自賠責。

 骨折で入院されている患者の一人がどうも交通事故による受傷らしいが、医事担当者が健康保険で請求書を作成しているので適切な請求先を確認せよとのボスからの指示。前自賠責担当のI君に尋ねると、通常受傷した患者の入院先へ必ず連絡するはずの保険会社からは特に連絡を聞いた覚えはないとのこと。ボスによると、加害者はタクシーで、その患者の親族がそのタクシー会社に代わりに支払うようにと請求書を持ち込んでいるが未収になっているという。
 我々が知らないところで本人間の示談が済んでおり、加害者側が自賠責を使わず被害者の請求書を立替払いする約束になっていることもないわけではないが、一般的に交通事故での受傷は意外に長期間の療養が必要になることがあり、想定を超えた医療費が請求される恐れがある。特に常に事故の危険があるタクシー業界であれば自賠責を使わない理由はなさそうだ。
 カルテを見ると転倒・骨折して入院後1WKほど経過した頃、患者が思い出したように、そういえば先日歩行中にタクシーにぶつけられて…と言った事が書かれている。ぶつけた部位は今回入院理由と同じ側の足だったようだが、Drの記載では交通事故との因果関係は薄いのでは…とやや曖昧な書き方である。

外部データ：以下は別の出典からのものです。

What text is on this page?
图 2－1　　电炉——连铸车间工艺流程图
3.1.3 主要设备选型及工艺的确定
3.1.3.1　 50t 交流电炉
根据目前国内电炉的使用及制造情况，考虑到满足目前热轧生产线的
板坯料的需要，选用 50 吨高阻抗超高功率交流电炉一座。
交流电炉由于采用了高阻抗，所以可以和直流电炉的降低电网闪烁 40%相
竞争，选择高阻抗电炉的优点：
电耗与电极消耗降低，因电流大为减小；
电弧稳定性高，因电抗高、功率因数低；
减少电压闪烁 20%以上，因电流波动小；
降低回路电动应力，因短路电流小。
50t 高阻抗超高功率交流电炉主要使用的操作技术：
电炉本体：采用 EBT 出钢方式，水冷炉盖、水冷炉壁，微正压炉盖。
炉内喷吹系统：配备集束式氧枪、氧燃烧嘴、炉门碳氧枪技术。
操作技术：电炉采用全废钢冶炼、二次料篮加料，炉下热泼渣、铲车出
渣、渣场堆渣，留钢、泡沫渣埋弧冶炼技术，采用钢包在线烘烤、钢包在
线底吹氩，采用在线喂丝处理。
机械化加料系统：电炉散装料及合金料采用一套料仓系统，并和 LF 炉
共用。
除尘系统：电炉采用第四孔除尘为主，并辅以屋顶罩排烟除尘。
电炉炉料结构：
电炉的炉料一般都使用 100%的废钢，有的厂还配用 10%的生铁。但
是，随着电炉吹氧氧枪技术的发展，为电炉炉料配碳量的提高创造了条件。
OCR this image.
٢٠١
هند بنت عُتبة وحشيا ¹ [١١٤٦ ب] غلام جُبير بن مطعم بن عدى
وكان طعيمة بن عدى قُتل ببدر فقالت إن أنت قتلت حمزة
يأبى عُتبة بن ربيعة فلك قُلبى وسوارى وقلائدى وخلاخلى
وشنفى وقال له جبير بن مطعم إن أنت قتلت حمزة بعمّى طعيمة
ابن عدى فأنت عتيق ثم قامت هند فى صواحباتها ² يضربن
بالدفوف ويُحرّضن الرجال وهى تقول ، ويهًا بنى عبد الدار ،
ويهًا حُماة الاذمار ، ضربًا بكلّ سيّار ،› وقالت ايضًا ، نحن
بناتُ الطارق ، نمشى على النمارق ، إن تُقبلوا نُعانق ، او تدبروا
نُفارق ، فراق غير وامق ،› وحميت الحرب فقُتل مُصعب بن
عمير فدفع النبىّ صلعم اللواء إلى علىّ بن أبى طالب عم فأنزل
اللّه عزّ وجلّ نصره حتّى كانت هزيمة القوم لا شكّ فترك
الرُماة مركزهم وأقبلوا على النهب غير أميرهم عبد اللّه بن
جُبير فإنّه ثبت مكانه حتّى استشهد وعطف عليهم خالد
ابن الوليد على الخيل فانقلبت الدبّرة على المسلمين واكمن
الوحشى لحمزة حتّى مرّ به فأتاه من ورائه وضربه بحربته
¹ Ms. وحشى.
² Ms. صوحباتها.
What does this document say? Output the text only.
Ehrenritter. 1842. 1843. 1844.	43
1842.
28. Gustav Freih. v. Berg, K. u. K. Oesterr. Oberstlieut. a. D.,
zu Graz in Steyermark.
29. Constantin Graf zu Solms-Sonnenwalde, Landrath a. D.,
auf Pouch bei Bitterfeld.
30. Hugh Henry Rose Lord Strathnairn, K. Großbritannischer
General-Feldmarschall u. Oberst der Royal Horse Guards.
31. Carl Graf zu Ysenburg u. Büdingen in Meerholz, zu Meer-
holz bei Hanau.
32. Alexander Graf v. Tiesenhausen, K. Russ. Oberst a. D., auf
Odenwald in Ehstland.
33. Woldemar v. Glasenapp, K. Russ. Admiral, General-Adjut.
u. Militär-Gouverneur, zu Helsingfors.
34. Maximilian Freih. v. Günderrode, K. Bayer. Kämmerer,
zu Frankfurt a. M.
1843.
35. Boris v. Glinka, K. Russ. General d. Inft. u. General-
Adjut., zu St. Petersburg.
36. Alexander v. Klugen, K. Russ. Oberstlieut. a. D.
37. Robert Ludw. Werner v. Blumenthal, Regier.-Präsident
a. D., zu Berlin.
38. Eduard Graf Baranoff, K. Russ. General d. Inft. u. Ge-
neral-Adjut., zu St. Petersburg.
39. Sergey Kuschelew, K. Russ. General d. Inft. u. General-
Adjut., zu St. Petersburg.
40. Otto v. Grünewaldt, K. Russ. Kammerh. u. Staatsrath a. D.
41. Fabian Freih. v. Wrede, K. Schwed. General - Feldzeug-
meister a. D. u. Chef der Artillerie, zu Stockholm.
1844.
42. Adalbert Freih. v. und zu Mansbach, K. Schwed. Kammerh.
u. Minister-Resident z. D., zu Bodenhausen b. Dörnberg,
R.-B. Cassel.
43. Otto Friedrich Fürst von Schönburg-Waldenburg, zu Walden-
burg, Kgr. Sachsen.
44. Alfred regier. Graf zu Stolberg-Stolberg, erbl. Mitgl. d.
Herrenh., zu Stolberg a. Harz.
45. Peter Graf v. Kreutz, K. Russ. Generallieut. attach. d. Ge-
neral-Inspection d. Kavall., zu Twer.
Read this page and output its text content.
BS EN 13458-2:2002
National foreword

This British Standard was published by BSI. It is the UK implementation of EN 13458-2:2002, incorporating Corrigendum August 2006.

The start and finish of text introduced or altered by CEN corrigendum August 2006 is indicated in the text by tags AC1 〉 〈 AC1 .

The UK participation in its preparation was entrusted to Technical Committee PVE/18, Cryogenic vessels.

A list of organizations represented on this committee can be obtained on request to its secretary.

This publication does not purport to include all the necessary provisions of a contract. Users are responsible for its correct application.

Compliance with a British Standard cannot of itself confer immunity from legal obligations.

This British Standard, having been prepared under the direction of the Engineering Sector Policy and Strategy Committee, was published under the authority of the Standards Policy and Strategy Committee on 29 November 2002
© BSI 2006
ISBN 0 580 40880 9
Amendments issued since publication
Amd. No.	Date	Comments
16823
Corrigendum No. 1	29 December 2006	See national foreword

 権限があれば端末のあるところでいつでも閲覧できる電子カルテは便利だが、Drが気になる記載を緩急をつけて記載する紙カルテに比べると、入力内容の表示が平坦で大人しい電子カルテはある意味で読みにくい。
 本当に事故があったなら保険会社はタクシー会社から確実に連絡を受けているはずなので、病院側へ連絡がないということは何か揉め事が起きているのかも知れない。
 保険会社へ連絡してみた。すると担当者曰く、事故の発生と被害者がその後入院したことは把握しており、被害者側との交渉で現時点では事故との因果関係を断定できないため、もし自賠責で支払いが決まった場合は一括して入金するのでそれまでの間は患者自身の負担で立替払いするよう依頼してあるという。
 となると、患者本人はともかく家族はそれに納得せず、タクシー会社による支払いを要求しているということか。
 担当者は近日中に確定診断書を依頼するので、その回答を見て支払い可否を決定するとのこと。